Tem quem dorme e quem pinta bola

Se ele está surpreso com meu polegar verde semitransponível, depois de uma semana morando juntos, noto a primeira descoberta: os homens comem. Mas quanto comem! Nenhuma despesa é suficiente. Consulta telefônica imediata entre amigos que coabitam. Resposta de Milão: «Você está louco? Você come DUAS VEZES por dia ??? Todos os dias? Nós apenas à noite. De manhã e ao meio-dia nem nos encontramos na cozinha ». Resposta de Syracuse: «Claro que almoçamos !!! Por que não é?" Para ser preciso, Alessandro também festeja pela manhã: um buffet de café da manhã cinco estrelas. E, inferno, fique magro. Festa, sim, mas entre os cheiros de frito, porque quando ele acorda já há panelas no fogo. Eu me levanto cedo, ele vai para a cama tarde da noite. O que ele não sabia é que, além do meu trabalho, eu faço tudo só quando tenho vontade. Portanto, cozinhar ou fazer compras torna-se um prazer, não um dever. Ele cozinha antes do almoço ou do jantar? É natural para mim amassar almôndegas às sete da manhã para fazer geleia de marmelo ao amanhecer. Sua expressão não tem preço quando, ao acordar, me encontra decidida a pintar bolas de natal, embalar sacos de alfazema, plantar suculentas no terraço. "Mas você sempre faz todas essas coisas pela manhã?" "Sim, já que não vamos ao teatro tarde da noite." Atividades realizadas em silêncio absoluto, para não incomodá-lo. Adeus ao rock no volume máximo. Agora que está acordado, ele coloca apenas vinis de ópera no toca-discos.

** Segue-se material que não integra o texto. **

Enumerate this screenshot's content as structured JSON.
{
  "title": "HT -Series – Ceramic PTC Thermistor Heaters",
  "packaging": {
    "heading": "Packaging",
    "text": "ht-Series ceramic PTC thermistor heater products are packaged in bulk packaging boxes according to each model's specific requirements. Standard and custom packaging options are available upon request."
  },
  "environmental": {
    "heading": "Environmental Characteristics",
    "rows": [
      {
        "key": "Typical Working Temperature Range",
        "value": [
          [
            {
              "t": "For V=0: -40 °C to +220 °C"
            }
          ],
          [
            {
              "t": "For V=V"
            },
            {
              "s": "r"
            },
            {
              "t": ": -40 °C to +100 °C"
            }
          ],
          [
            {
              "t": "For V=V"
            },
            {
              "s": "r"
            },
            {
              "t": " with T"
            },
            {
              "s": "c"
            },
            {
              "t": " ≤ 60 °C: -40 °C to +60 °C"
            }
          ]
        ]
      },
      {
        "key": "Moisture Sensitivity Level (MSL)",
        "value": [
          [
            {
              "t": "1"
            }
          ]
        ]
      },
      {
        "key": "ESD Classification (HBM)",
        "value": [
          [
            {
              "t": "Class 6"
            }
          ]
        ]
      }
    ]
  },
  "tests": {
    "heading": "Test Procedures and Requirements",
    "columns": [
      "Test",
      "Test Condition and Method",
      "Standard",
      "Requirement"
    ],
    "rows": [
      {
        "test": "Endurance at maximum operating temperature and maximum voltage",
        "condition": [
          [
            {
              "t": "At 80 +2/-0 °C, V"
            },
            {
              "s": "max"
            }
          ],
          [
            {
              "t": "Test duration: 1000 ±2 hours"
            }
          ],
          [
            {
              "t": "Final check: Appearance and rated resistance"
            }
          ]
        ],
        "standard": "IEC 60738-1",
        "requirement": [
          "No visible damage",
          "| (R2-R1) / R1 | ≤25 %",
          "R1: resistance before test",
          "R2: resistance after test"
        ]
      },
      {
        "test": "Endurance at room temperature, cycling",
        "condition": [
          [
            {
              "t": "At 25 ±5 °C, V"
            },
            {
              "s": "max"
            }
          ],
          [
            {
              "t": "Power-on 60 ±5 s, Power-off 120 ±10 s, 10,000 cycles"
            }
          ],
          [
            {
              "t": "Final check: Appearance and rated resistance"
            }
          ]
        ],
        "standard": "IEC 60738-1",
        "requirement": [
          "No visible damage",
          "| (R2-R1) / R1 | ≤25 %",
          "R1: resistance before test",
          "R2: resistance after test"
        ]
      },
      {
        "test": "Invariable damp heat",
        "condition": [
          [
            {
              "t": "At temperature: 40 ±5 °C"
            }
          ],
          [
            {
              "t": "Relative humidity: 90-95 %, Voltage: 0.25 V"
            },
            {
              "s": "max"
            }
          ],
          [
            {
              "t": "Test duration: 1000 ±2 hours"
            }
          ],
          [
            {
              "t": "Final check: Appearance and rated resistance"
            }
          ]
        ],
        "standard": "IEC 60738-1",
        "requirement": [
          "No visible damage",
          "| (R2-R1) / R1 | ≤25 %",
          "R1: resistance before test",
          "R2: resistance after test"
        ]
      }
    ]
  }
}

Pequenas omissões salvam a paz

A coexistência também traz pequenas satisfações. Você sempre me acusou de ser um avarento? Agora ela fica maravilhada, quando chego em casa sempre carregada de roupas novas. E eu, que por natureza ficaria com a língua presa, aprendo a arte refinada de salvar a família da omissão. Todos os itens marcados como "armários inúteis e desordenados" são "comprados para minha casa". Queremos examinar seus defeitos? Que é uma bagunça eu sabia, mas literalmente brincar na casa (dele) o salva da minha histeria quando encontro o tubo de pasta de dente meio espremido, cada frasco aberto e não fechado, as bolhas de comprimidos fora das caixas, a jaqueta no sofá, os sapatos não combinavam, os pijamas enrolados, enfim, tudo bagunçado à vista de todos. Há uma guerra aberta contra apenas uma coisa: quem lava a louça. Comprar uma máquina de lavar louça é um sonho e nós dois enganamos nos turnos. "Os pratos? Mas se já estou pensando nisso há dois dias! ». "Olha, eu me lembro muito bem, você cozinhou, deixando pilhas de panelas sujas." "Mas e se comermos presunto e mussarela ontem?" "Deus, eu tenho que escapar, tenho uma videoconferência no Zoom em cinco minutos." Esta aventura também terminará. A vacina chegará e cada um de nós voltará para sua casa. Ou não? Quem sabe. E se não for um casamento, vamos brindar de qualquer maneira.